Japan has reached a basic agreement with China to cut off fresh yen loans in 2008, when Beijing will host the Olympic Games, and to reduce the aid gradually until then, a report said yesterday.
Beijing had initially resisted but eventually agreed to Tokyo's proposal made in January to phase out yen loans, which are Japan's chief means of aid to its neighbor and growing rival, the Nihon Keizai Shimbun said.
Japanese Foreign Minister Nobutaka Machimura and his Chinese counterpart are expected to reach a formal agreement later this month, the economic daily said without naming its sources.
Japan will reward China's agreement by making the phase-out gradual, with an 8 percent reduction in yen loans in the current fiscal year to ?89 billion (US$856 million), much gentler than the more than 20 percent drops in loans imposed over the previous three years, the report said.
Japanese foreign ministry officials declined to comment.

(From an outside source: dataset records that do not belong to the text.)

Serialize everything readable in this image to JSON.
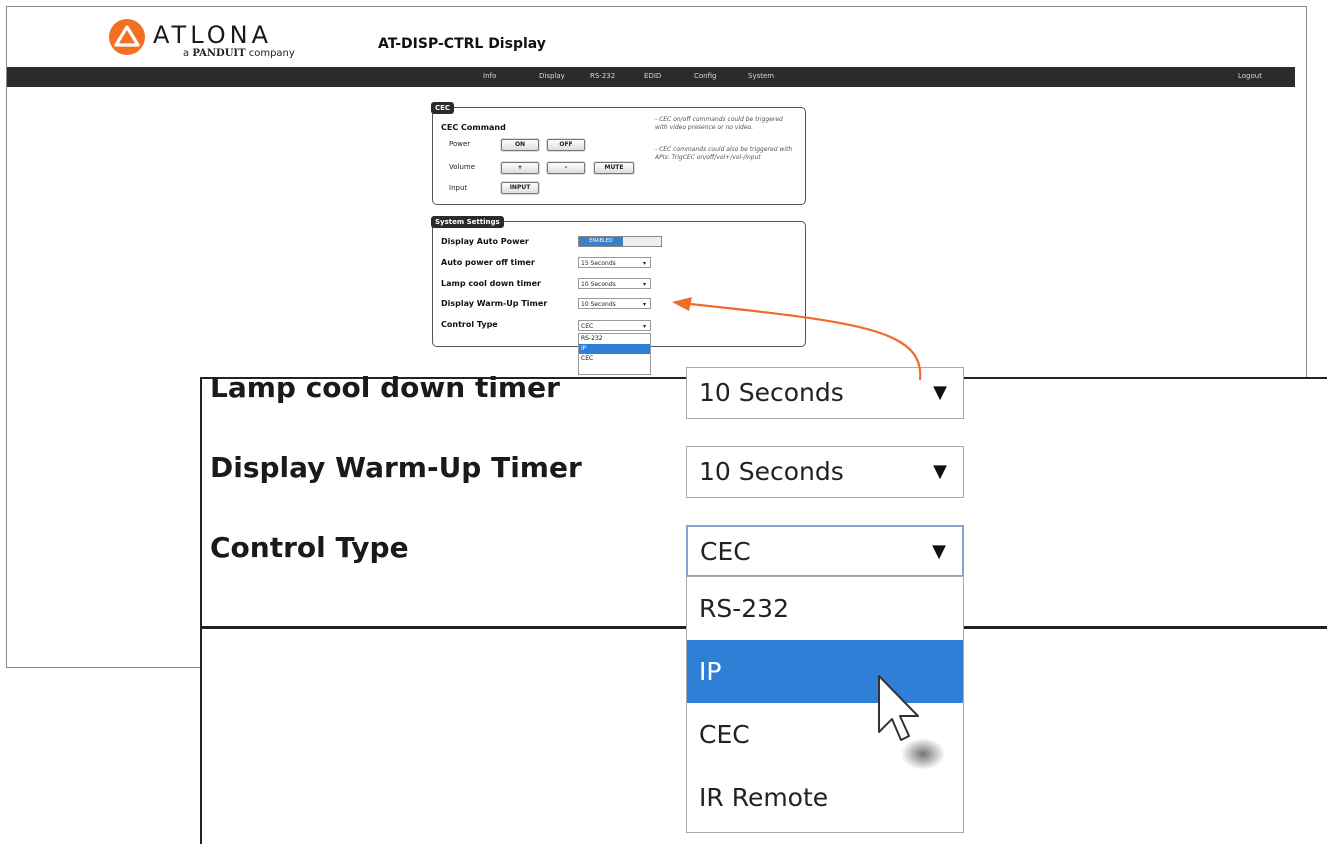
{
  "brand": {
    "name": "ATLONA",
    "tagline_prefix": "a",
    "tagline_brand": "PANDUIT",
    "tagline_suffix": "company",
    "logo_color": "#f36f21"
  },
  "page_title": "AT-DISP-CTRL  Display",
  "nav": {
    "items": [
      "Info",
      "Display",
      "RS-232",
      "EDID",
      "Config",
      "System"
    ],
    "logout": "Logout"
  },
  "cec": {
    "tab": "CEC",
    "heading": "CEC Command",
    "power_label": "Power",
    "on_button": "ON",
    "off_button": "OFF",
    "volume_label": "Volume",
    "vol_up_button": "+",
    "vol_down_button": "-",
    "mute_button": "MUTE",
    "input_label": "Input",
    "input_button": "INPUT",
    "note1_line1": "- CEC on/off commands could be triggered",
    "note1_line2": "with video presence or no video.",
    "note2_line1": "- CEC commands could also be triggered with",
    "note2_line2": "APIs: TrigCEC on/off/vol+/vol-/input"
  },
  "system": {
    "tab": "System Settings",
    "auto_power_label": "Display Auto Power",
    "auto_power_state": "ENABLED",
    "auto_off_label": "Auto power off timer",
    "auto_off_value": "15 Seconds",
    "cooldown_label": "Lamp cool down timer",
    "cooldown_value": "10 Seconds",
    "warmup_label": "Display Warm-Up Timer",
    "warmup_value": "10 Seconds",
    "control_label": "Control Type",
    "control_value": "CEC",
    "small_options": [
      "RS-232",
      "IP",
      "CEC"
    ]
  },
  "zoom": {
    "cooldown_label": "Lamp cool down timer",
    "cooldown_value": "10 Seconds",
    "warmup_label": "Display Warm-Up Timer",
    "warmup_value": "10 Seconds",
    "control_label": "Control Type",
    "control_value": "CEC",
    "options": [
      "RS-232",
      "IP",
      "CEC",
      "IR Remote"
    ],
    "highlighted_option": "IP"
  },
  "colors": {
    "accent_orange": "#f06a2a",
    "highlight_blue": "#2f7fd6",
    "navbar": "#2b2b2b"
  }
}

Japan has said Beijing should "graduate" from its aid, without setting a timeframe, as China has developed into a growing economic power with increasing military spending.
Previous reports have indicated that Tokyo planned to cut the China-bound aid by the Beijing Olympics, a symbol of the country's growing might, with the resources to be shifted in part to Africa.
Since 1980, Japan's yen loans to China have exceeded ?3 trillion for projects including the building of highways, airports, sewage systems and other infrastructure.
Calls for ending aid to China have become more vocal among lawmakers against a backdrop of cool bilateral relations as the two countries spar over their wartime past and scarce energy resources.